Language Matters | How the words ‘monsoon’ and ‘trade wind’ blew into the English language
- ‘Monsoon’ originates in the Arabic ‘mawsim’, meaning ‘time of year’ or ‘appropriate season’, transitioning into English via Portuguese and Dutch
- A ‘trade wind’ was originally unconnected with the use of ‘trade’ with reference to commerce, instead coming from a German word for ‘path’ or ‘track’
In East and Southeast Asia, it is the time of the summer monsoons, when large-scale wind systems blow in from the southwest, bringing warm, moist air from the South China Sea and the Indian Ocean. In winter, as the Asian land mass cools, the monsoon reverses and cold, dry winds blow from the northeast.

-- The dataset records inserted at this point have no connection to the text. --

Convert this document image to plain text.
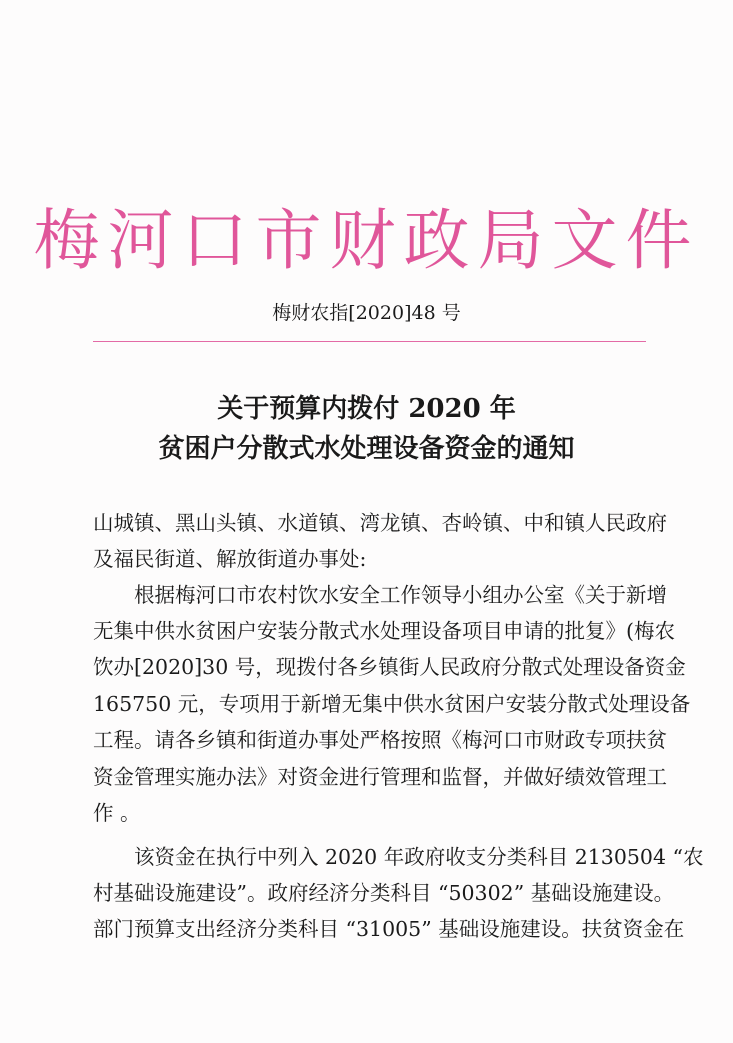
梅河口市财政局文件
梅财农指[2020]48 号
关于预算内拨付 2020 年
贫困户分散式水处理设备资金的通知
山城镇、黑山头镇、水道镇、湾龙镇、杏岭镇、中和镇人民政府
及福民街道、解放街道办事处:
根据梅河口市农村饮水安全工作领导小组办公室《关于新增
无集中供水贫困户安装分散式水处理设备项目申请的批复》(梅农
饮办[2020]30 号，现拨付各乡镇街人民政府分散式处理设备资金
165750 元，专项用于新增无集中供水贫困户安装分散式处理设备
工程。请各乡镇和街道办事处严格按照《梅河口市财政专项扶贫
资金管理实施办法》对资金进行管理和监督，并做好绩效管理工
作 。
该资金在执行中列入 2020 年政府收支分类科目 2130504 “农
村基础设施建设”。政府经济分类科目 “50302” 基础设施建设。
部门预算支出经济分类科目 “31005” 基础设施建设。扶贫资金在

The word “monsoon” captures these seasonal changes in the prevailing winds. It originates in the Arabic mawsim, meaning “time of year; appropriate season”, as for a voyage or pilgrimage. This in turn comes from the word wasama, “to mark”.
The Portuguese encountered this Arabic word during their Indian Ocean explorations and interactions with Arab navigators, merchants and traders in the 15th and 16th centuries. Entering Portuguese in the early 1500s as monção or moução, it was used initially for anything that occurred each year, such as a festival.
It was also used for the season when the monsoon blew from the southwest (April through to October), providing the right winds for voyages to the East Indies.
The Portuguese word was subsequently incorporated into Dutch (and most major European languages) as monson, and then into English, likely from both Portuguese and Dutch – both nations had explorers in the region before the British.